Hello, dear friend, you can consult us at any time if you have any questions, add WeChat: THEend8_
Please submit your solution via LEARNONLINE. Submission instructions are given at the end of this assignment.
This assessment is worth 20% of the total marks. This assessment consists of 6 questions.
In this assignment you will aim to predict if it will rain on each day given weather observations from the preceding day. You will perform a number of machine learning tasks, including training a classifier, assessing its output, and optimising its performance. You will document your findings in a written report. Write concise explanations; approximately one paragraph per task will be sufficient.
Download the data file for this assignment from the course website (file weather.zip). The archive contains the data file in CSV format, and some python code that you may use to visualise a decision tree model.
Before starting this assignment, ensure that you have a good understanding of the Python programming language, the Jupyter Python notebook environment, and an overall understanding of machine learning training and evaluation methods using the scikit-learn python library (Practical 3). You will need a working Python 3.x system with the Jupyter Notebook environment and the ‘sklearn’ package installed.
Create a Jupyter notebook and load the data. Use
import numpy as np
data = np.loadtxt(‘weather.csv’,skiprows=1,delimiter=’,’, dtype=np.int)
to load the data. Type this code into the notebook. You will get syntax errors if you copy and paste from this document. (Students familiar with the Pandas library may use that to load and explore the data instead.)
Familiarise yourself with the data. There are 44 columns and 2716 rows. All values are binary (0/1) where 0 indicates false and 1 indicates true.
Categorical variables were encoded using “One Hot” coding, where a separate column is used to indicate the presence or absence of each possible value of the variable. For example, the three binary-valued columns “MinTemp_Low”, “MinTemp_Moderate”,”MinTemp_High” correspond to the three possible values “Low”, “Moderate”, and “High” of variable “MinTemp”. A 1 in column “MinTemp_Low” means that the value of MinTemp was “Low”; the cells for the other two values must be 0 in this case.
Explore the distribution of data in each column.

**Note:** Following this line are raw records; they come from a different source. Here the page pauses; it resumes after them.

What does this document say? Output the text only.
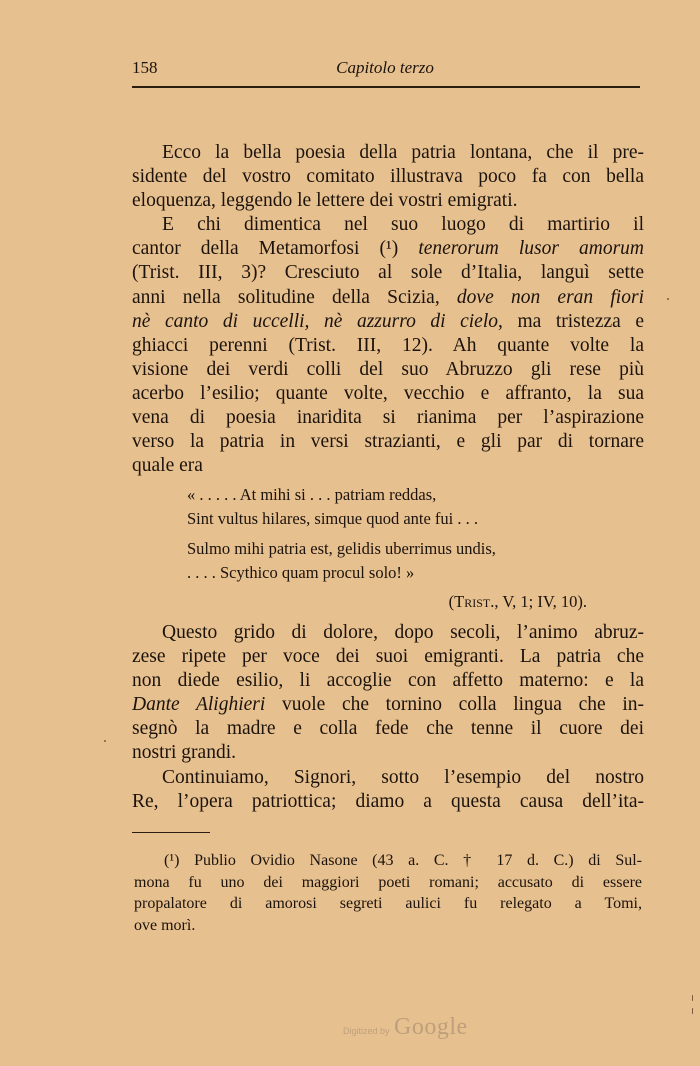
158	Capitolo terzo
Ecco la bella poesia della patria lontana, che il pre-
sidente del vostro comitato illustrava poco fa con bella
eloquenza, leggendo le lettere dei vostri emigrati.
E chi dimentica nel suo luogo di martirio il
cantor della Metamorfosi (¹) tenerorum lusor amorum
(Trist. III, 3)? Cresciuto al sole d’Italia, languì sette
anni nella solitudine della Scizia, dove non eran fiori
nè canto di uccelli, nè azzurro di cielo, ma tristezza e
ghiacci perenni (Trist. III, 12). Ah quante volte la
visione dei verdi colli del suo Abruzzo gli rese più
acerbo l’esilio; quante volte, vecchio e affranto, la sua
vena di poesia inaridita si rianima per l’aspirazione
verso la patria in versi strazianti, e gli par di tornare
quale era
« . . . . . At mihi si . . . patriam reddas,
Sint vultus hilares, simque quod ante fui . . .
Sulmo mihi patria est, gelidis uberrimus undis,
. . . . Scythico quam procul solo! »
(Trist., V, 1; IV, 10).
Questo grido di dolore, dopo secoli, l’animo abruz-
zese ripete per voce dei suoi emigranti. La patria che
non diede esilio, li accoglie con affetto materno: e la
Dante Alighieri vuole che tornino colla lingua che in-
segnò la madre e colla fede che tenne il cuore dei
nostri grandi.
Continuiamo, Signori, sotto l’esempio del nostro
Re, l’opera patriottica; diamo a questa causa dell’ita-
(¹) Publio Ovidio Nasone (43 a. C. † 17 d. C.) di Sul-
mona fu uno dei maggiori poeti romani; accusato di essere
propalatore di amorosi segreti aulici fu relegato a Tomi,
ove morì.
Digitized by Google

The last column contains the prediction target (RainTomorrow). The meaning of the columns is as follows:
· MinTemp_{Low,Moderate,High}: 1 if the minimum temperature on the day was low/moderate/high
· MaxTemp_{Low,Moderate,High}: 1 if the maximum temperature on the day was low/moderate/high
· Evaporation_{Low,Moderate,High}: 1 if the measured evaporation on the day was low/moderate/high
· Sunshine_{Low,Moderate,High}: 1 if the aggregated periods of sunshine on the day was low/moderate/high
· WindSpeed9am_{Low,Moderate,High}: 1 if the measured wind speed at 9am on the day was low/moderate/high
· WindSpeed3pm_{Low,Moderate,High}: 1 if the measured wind speed at 3pm on the day was low/moderate/high
· Humidity9am_{Low,Moderate,High}: 1 if the humidity at 9am on the day was low/moderate/high
· Humidity3pm_{Low,Moderate,High}: 1 if the humidity at 3pm on the day was low/moderate/high
· Pressure9am_{Low,Moderate,High}: 1 if the barometric pressure at 9am on the day was low/moderate/high
· Pressure3pm_{Low,Moderate,High}: 1 if the barometric pressure at 3pm on the day was low/moderate/high
· Cloud9am_{Low,Moderate,High}: 1 if the cloud cover at 9am on the day was low/moderate/high
· Cloud3pm_{Low,Moderate,High}: 1 if the cloud cover at 3pm on the day was low/moderate/high
· Temp9am_{Low,Moderate,High}: 1 if the temperature at 9am on the day was low/moderate/high
· Temp3pm_{Low,Moderate,High}: 1 if the temperature at 3pm on the day was low/moderate/high
· RainToday: 1 if it rained on the day
· RainTomorrow: 1 if it rained on the following day. This is the target we wish to predict.
A simple model for predicting rain tomorrow is to use today’s weather (RainToday) as an indicator of tomorrow’s weather (RainTomorrow).
What performance can we expect from this simple model?
Choose an appropriate measure to evaluate the classifier. Select among Accuracy, F1-measure, Precision, and Recall.
Use a confusion matrix and/or classification report to support your analysis.